Синий кот. Повесть о первой любви - страница 2
– Ну, ладно, пора, мой друг, пора! Труба зовет! Женчик, а не одолжишь ли ты мне червончик, ну хотя бы до завтра. По провидению с неба, завтра уж как пить дать, должон подойти переводец от старичков, а нынче дамы, знаешь пошли, ездють только на таксо. Эллочки-людоедочки перевелись, теперь Леночки-деньгоедочки, – и заклокотали опять рассуждения Борьки на этот раз уже о том, как тяжело жить современным ловеласам.
Зная, что это очередное словесное творение липучего языка вымогателя можно оставить в виде полуфабриката только посредством требуемого червонца, Женька полез в бумажник. Там были две красненькие, а до стипендии еще весьма далековато, но, ничего не говоря, сунул побыстрее хрустящую бумажку Борису, и тот со словами: «Благодарю вас, богатенький Буратиночка!» – исчез за дверью, освободив от себя и своих словесных выкрутасов разом притихшую комнату.

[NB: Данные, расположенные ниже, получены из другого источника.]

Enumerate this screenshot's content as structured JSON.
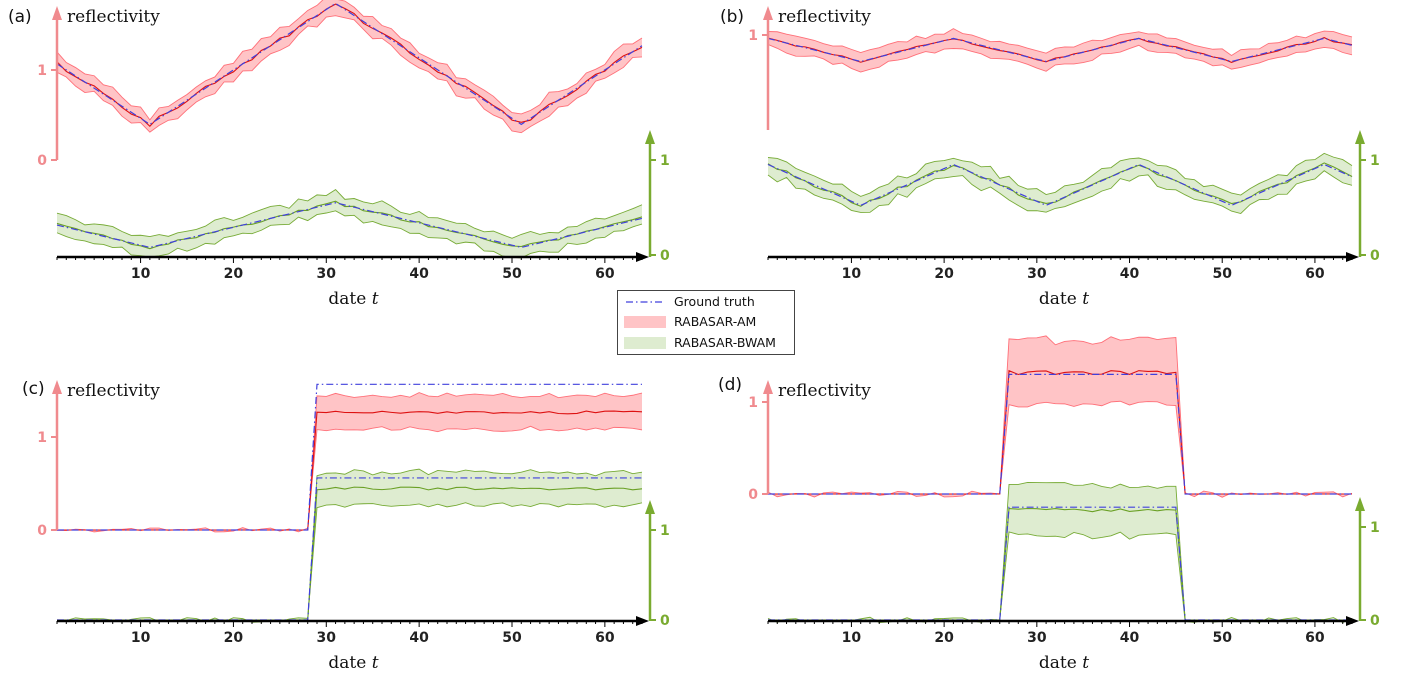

Нахлынувшая, еще более гулко, чем неугомонный голос, тишина навалилась всей своей зыбкой массой, и он даже пожалел, что Борис ушел. Одиночество угнетало сильнее.
Солнце стремительно скатывалось к крышам домов, которые словно детские кубики рисовали ломаную линию горизонта. К ним Женька никак не может привыкнуть, ведь он родился и вырос там, где солнечный диск зимой уходит в море, а летом за горы. Вторая подряд пятница вместе с закатом гибнет за этими крышами в ожидании. Обычно, а тем более начиная с вечера пятницы, он никогда не сидел в общежитии, ныряя с головой в фееричную для него ленинградскую жизнь: театры, музеи, концертные залы… По сравнению с его тихой Алуштой, маленьким курортным городочком на южном берегу Крыма, который в эту пору еще безнадежно спит и где пока только одинокие отпускники-неудачники посиживают на пустынных пляжах с покосившимися грибочками под порывами морского ветра, изобилие вариантов этого огромного города – куда пойти, захватывало и не давало покоя. Это там было можно, считал он, бесцельно бродить целыми днями по набережной или сидеть у окна, упиваясь величием Крымских гор – любимых гор, бесконечно взирающих с неким любопытством в ясную погоду через морские дали на своих собратьев с турецкого берега… В Ленинграде нет гор, только крыши и крыши, а свинцовая Балтика так не походит на его море, несправедливо нареченное Черным, но здесь есть огромный город, с лабиринтами улиц, фасадами дворцов и соборов, с гостеприимными, теплыми залами, картинами и скульптурами, музыкой и представлениями. И Женька с бешеным упорством вбирал в себя все эти ценности, хмелея от восторгов, но только постоянно очень переживал, что рядом с ним нет Маринки, и все эти дары достаются ему одному. То и дело перед глазами вставали строчки первого письма: «Мы будем теперь жить каждый своей жизнью…», и он долгими ночами упорно боролся с этим несправедливым законом разлуки, описывая в своих длинных письмах все подробности увиденного и услышанного в походах за новыми впечатлениями. Сегодня, как и всю эту томительную неделю, никуда не тянуло, руки и ноги сплели канаты бездействия, и хотя это был не выход из положения, но хотелось вот так просто стоять и стоять у меркнущего окна, слушая хоть немножко успокаивающее дробное постукивание капели.
Неожиданно в комнату ввалился Тили, громко позвякивая бутылками в спортивной сумке на плече. Взглянув на сосуды с яркой этикеткой «Агдам», которые как из ящика Кио, извлекались на стол, Женька без труда нарисовал себе все остальное, что последует за их появлением: грохот музыки и смех по поводу и без повода; расплывшиеся в пьяных улыбках лица; резкие и неудержимые движения в танцах под магнитофон; дежурный возглас Тили под конец пирушки: «Бориску на царство!», хотя он и так будет весь вечер «царствовать» над этой вакханалией. Закончив процедуру по бережному извлечению, как выразился бы красноречивый сосед: «Эликсира сегодняшнего настроения», фокусник с блаженной гримасой на лице уже хотел изречь что-то, завершающее удачную операцию, но в этот момент Женька метнулся от окна к двери, сорвав с вешалки куртку, выскочил из комнаты, так и оставив открытым не успевший от удивления ничего изречь рот. Только когда хлопнула дверь, вдогонку полетел его визг: «Совсем свихнулся, Шмидт!».